ReusedExchangeExec¶

Overview¶

ReusedExchangeExec is a wrapper operator that enables reuse of exchange operations while maintaining distinct output attribute IDs. It acts as a proxy to an existing Exchange operator, preserving the original attribute identifiers that downstream operators expect while avoiding duplicate computation of identical exchange operations.

When Used¶

This operator is chosen by the query planner's exchange reuse optimization when: - Multiple parts of the query plan require logically identical data exchanges - The catalyst optimizer detects that an exchange operation can be reused - Different downstream operators expect different attribute ID sets from the same exchange result - The spark.sql.exchange.reuse configuration is enabled (default: true)

Input Requirements¶

Expected input partitioning: Inherits from the wrapped child Exchange operator
Expected input ordering: Inherits from the wrapped child Exchange operator
Number of children: Leaf node (0 children) - wraps an existing Exchange rather than having direct children

Output Properties¶

Output partitioning: Derived from child's outputPartitioning with attribute IDs updated via updateAttr transformation
Output ordering: Child's outputOrdering with attribute references mapped to new output attribute IDs
Output schema: Explicitly provided during construction, maintaining the expected attribute IDs for downstream operators

Algorithm¶

Creates an attribute mapping (originalAttrToNewAttr) between child output attributes and expected output attributes
Delegates all execution calls (doExecute, doExecuteColumnar, doExecuteBroadcast) directly to the wrapped child Exchange
Transforms partitioning and ordering expressions using updateAttr to replace old attribute references with new ones
Returns the same RDD/ColumnarBatch/Broadcast data as the child but with updated metadata
Uses lazy evaluation for the attribute transformation function to avoid unnecessary computation
Bypasses itself during canonicalization by returning child.canonicalized

Memory Usage¶

Spill behavior: Inherits spill characteristics from the wrapped Exchange operator
Memory requirements: No additional memory overhead beyond the child Exchange
Buffering behavior: Acts as a zero-cost wrapper with no buffering of its own

Partitioning Behavior¶

Data distribution: No changes to actual data distribution - purely metadata transformation
Shuffle requirements: No additional shuffles - reuses existing Exchange shuffle results
Partition count: Maintains same partition count as the wrapped Exchange

Supported Join/Aggregation Types¶

Not applicable - this is a utility wrapper operator that doesn't perform joins or aggregations.

Metrics¶

Inherits all metrics from the wrapped child Exchange operator.
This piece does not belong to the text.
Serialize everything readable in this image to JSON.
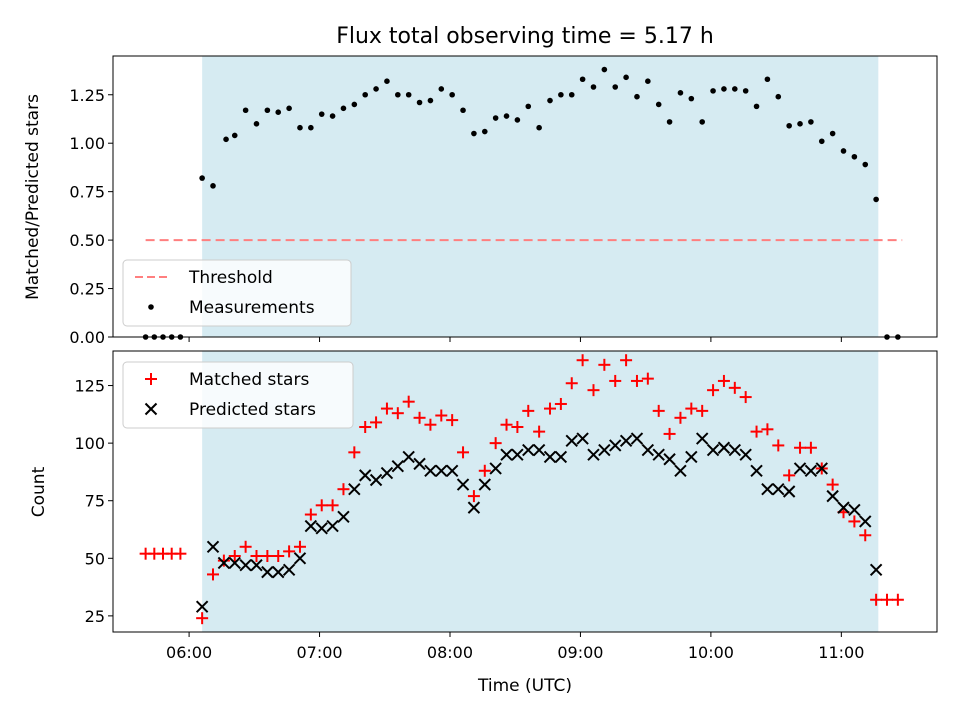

Does not introduce additional metrics of its own. The verboseStringWithOperatorId() method shows reuse information with the original operator ID.

Code Generation¶

Columnar support: Delegates supportsColumnar to child Exchange
Whole-stage codegen: Not directly involved in codegen as it's a passthrough wrapper
Code generation: Execution methods delegate to child, so codegen behavior matches the wrapped Exchange

Configuration Options¶

spark.sql.exchange.reuse (default: true) - Controls whether exchange reuse optimization is enabled
spark.sql.adaptive.enabled - May affect when exchange reuse opportunities are detected
All configuration options that affect the wrapped Exchange operator apply transitively

Edge Cases¶

Null handling: Delegates to child Exchange - no special null handling logic
Empty partition handling: Inherits empty partition behavior from wrapped Exchange
Attribute mapping: Safely handles cases where attribute mapping is not found via getOrElse(attr, attr)
Expression transformation: Only updates Partitioning expressions that are also Expression instances

Examples¶

== Physical Plan ==
AdaptiveSparkPlan isFinalPlan=false
+- Project [id#1L, name#2]
   +- SortMergeJoin [id#1L], [user_id#5L], Inner
      :- Sort [id#1L ASC NULLS FIRST]
      :  +- ReusedExchange [id#1L, name#2] [Reuses operator id: 4]
      +- Sort [user_id#5L ASC NULLS FIRST]
         +- Exchange hashpartitioning(user_id#5L, 200), ENSURE_REQUIREMENTS
            +- Scan parquet [user_id#5L, data#6]